Tyrant Song’ (one of the first songs she finished for the record), features heavy-duty vocals twisted around distorted guitar and manic Wurlitzer organ, all enveloping a retrospective of FOE’s less than ideal school experiences: “memories are sour like lemons in your eyeballs.” Other songs on the album, like ‘A Handsome Stranger Called Death’, address the morbid fear of death that’s haunted her since she was a child. ‘Black Lodge’ is named after the fictional setting featured in Lynch’s infamous TV series Twin Peaks, and demonstrates her unique take on story telling that clashes childlike innocence with the impending sense of the unknown.

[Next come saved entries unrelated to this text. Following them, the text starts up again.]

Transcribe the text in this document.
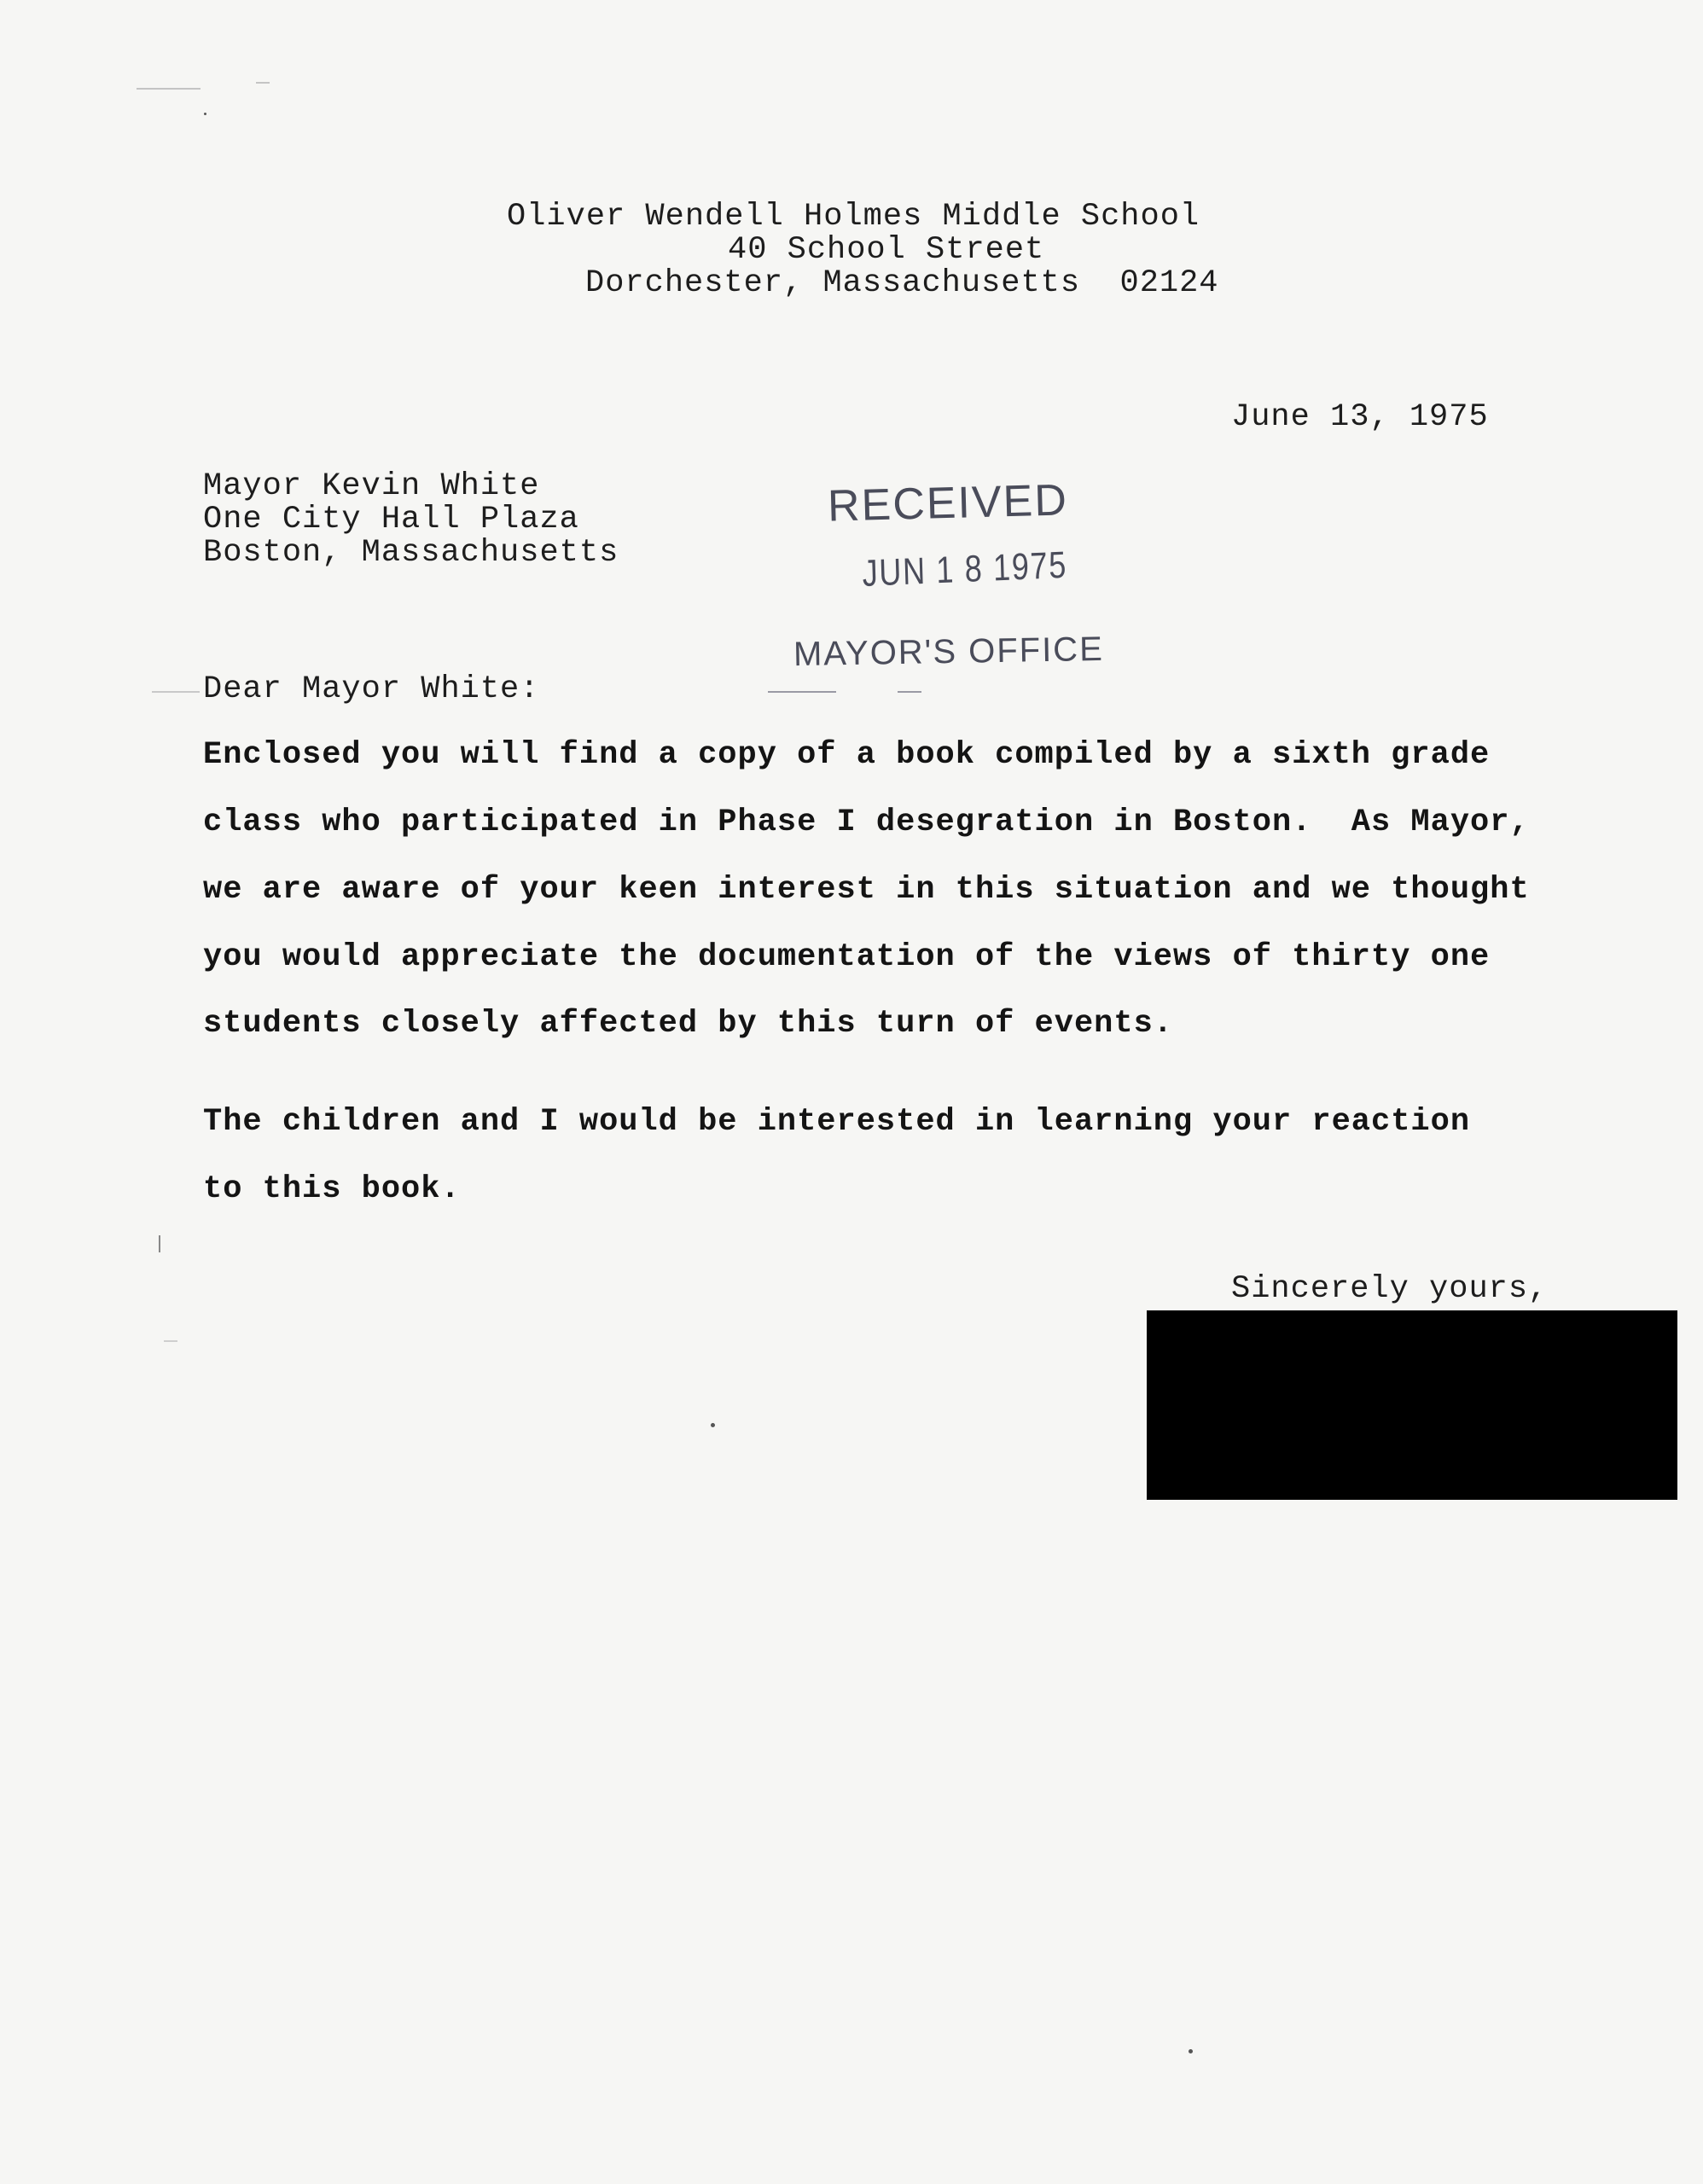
Oliver Wendell Holmes Middle School

40 School Street

Dorchester, Massachusetts  02124

June 13, 1975

Mayor Kevin White

One City Hall Plaza

Boston, Massachusetts

RECEIVED

JUN 1 8 1975

MAYOR'S OFFICE

Dear Mayor White:

Enclosed you will find a copy of a book compiled by a sixth grade

class who participated in Phase I desegration in Boston.  As Mayor,

we are aware of your keen interest in this situation and we thought

you would appreciate the documentation of the views of thirty one

students closely affected by this turn of events.

The children and I would be interested in learning your reaction

to this book.

Sincerely yours,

Staying true to her 90’s DIY routes, Clark has produced limited edition fanzines, featuring characters from the album; The Deep Water Heartbreaker and Handsome Stranger are brought to life on the pages of her zines.

A wonderfully twisted prospect live, FOE has been busy pulverising headline UK tours and support slots for the likes of Atari Teenage Riot, Ghostpoet, Metronomy, Entrepreneurs and Kap Bambino.

Bad Dream Hotline is unabashedly scuzzy and daring thrash rock-pop – introducing the darker side of 2012.